Arlene Foster pledged to engage with those lacking party political baggage or demands.
An Irish language act is a key demand of Sinn Fein in exchange for returning to devolved government at Stormont.
Mrs Foster said: "We do want to respect and indeed better understand the language and culture which we are not a part of and, to that end, over the next short period of time, I do intend to listen and to engage with those from the Gaelic/Irish background, those without party political baggage or indeed demands, people who genuinely love the Irish language and don't want to use it as a political weapon.
"So I very much look forward to that engagement over the next short period of time."
In February, the former Stormont First Minister said more people spoke Polish than Irish in Northern Ireland and declared the party would never agree to an act protecting it.
Sinn Fein president Gerry Adams has said a deal to restore powersharing is being held up by disagreement over "mainly rights-based issues", such as language.

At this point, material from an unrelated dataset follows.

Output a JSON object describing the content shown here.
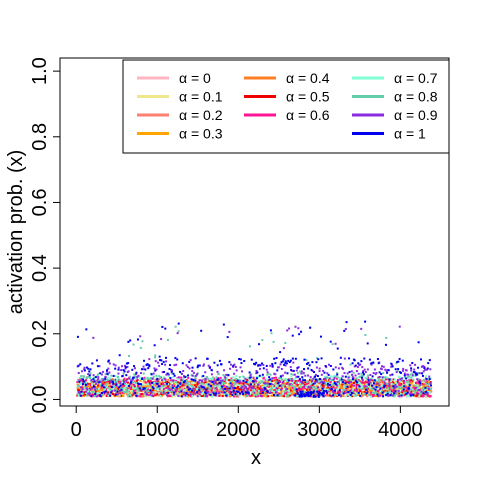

Mrs Foster said yesterday: "In terms of the Irish language, we firmly believe that it needs to be seen in the context of the whole cultural respect and affirmation of identity in Northern Ireland.
"We do recognise that there are people who love the language, who want to speak the language and be facilitated in that respect, but we also say that in respect of Ulster Scots and Orange and British identity that there needs to be respect held for those cultures as well.
"So it is about not just one side or the other, it is about mutual respect for everybody and that is the way in which we are approaching these negotiations; to have that affirmation of identity not just for one section of the community, but for everyone who lives in Northern Ireland and we think that is a very positive way forward."
DUP deputy leader Nigel Dodds said the party's MEP Diane Dodds had joined Irish language activist Linda Ervine recently, speaking to people in mainly-loyalist East Belfast about the issue.
He said: "It is important that kind of engagement takes place, we have no difficulty with that whatsoever."
Meanwhile, early May has been set as the latest deadline for the Stormont talks to restore devolution.
Secretary of State James Brokenshire said he is likely to either announce another Assembly election - which would be the third in a year - or bring back some form of direct rule from Westminster in or around the middle of next month.
As meetings between the five main parties dwindled towards an Easter break last night - with no more round-table sessions expected until the week after next - Mr Brokenshire said he believed the gaps between the parties are "surmountable".
"But if no Executive is formed by early May, I will need to take further steps to ensure Northern Ireland has the political stability it needs," he said.
"This is likely to mean, however undesirable, either a second election or a return to decision-making from Westminster."
Mr Brokenshire, who has said there is no public appetite for either option, is attempting to achieve momentum in a talks process which gives every impression of becoming increasingly bogged down.
Despite the lack of any deal, there has been some progress. On dealing with the legacy of the Troubles, the last few weeks are said to have revived a high degree of consensus on proposals contained in the Stormont House Agreement.
On the controversial Irish language act, there are proposals in an options paper on legislation, which also includes Ulster Scots. It also sets out the possibility of combining the roles of an Irish language and Ulster Scots commissioner in a single post.
Other vexed issues include, however, setting a budget, a programme for government, a Bill of rights tailored for Northern Ireland, same-sex marriage and whether Mrs Foster should stand aside as First Minister until the inquiry into the Renewable Heat Incentive scandal is over.
With the shutters coming down last night, Mr Adams pointed the finger at his party's power-sharing partners.
"The DUP are at a crossroads but the problem for us is that we don't know whether they know they are at a crossroads or not," he said.
But he also added that far bigger problems had been overcome in the past and rejected suggestions that the crisis would not have escalated if the late Martin McGuinness was still alive.
"We are not negotiating here for Martin McGuinness. Martin is gone - God rest him. We are negotiating for the future and Martin was about the future more than anything else," he said.
"The DUP in particular and the British government have not yet embraced the fact that the institutions can only go forward on the basis of rights for everyone.
"It's about rights for ethnic minorities, for unionists, for women, for gay and lesbian citizens and Irish speakers."
SDLP leader Colum Eastwood said he was furious, angry and frustrated.
"I don't know how I can look at the public out there when I meet them over the next couple of days that once again we have missed another deadline. I don't think it's good enough," he said.
Ulster Unionist senior negotiator Tom Elliott asked why Sinn Fein could not await the findings of a commission into equality issues they had agreed to in the St Andrews deal. Accusing SF of "going through the motions", the MP said it appeared they did not want to see the Assembly and Executive "up and running".
If direct rule is implemented "it will be a long time before these institutions are back up and running. That's not to the benefit of Northern Ireland," he added.
TUV leader Jim Allister said that "mandatory coalition will never work. It is time to bury it".
"It is long past the point where we must recognise that it cannot work and move on," he said.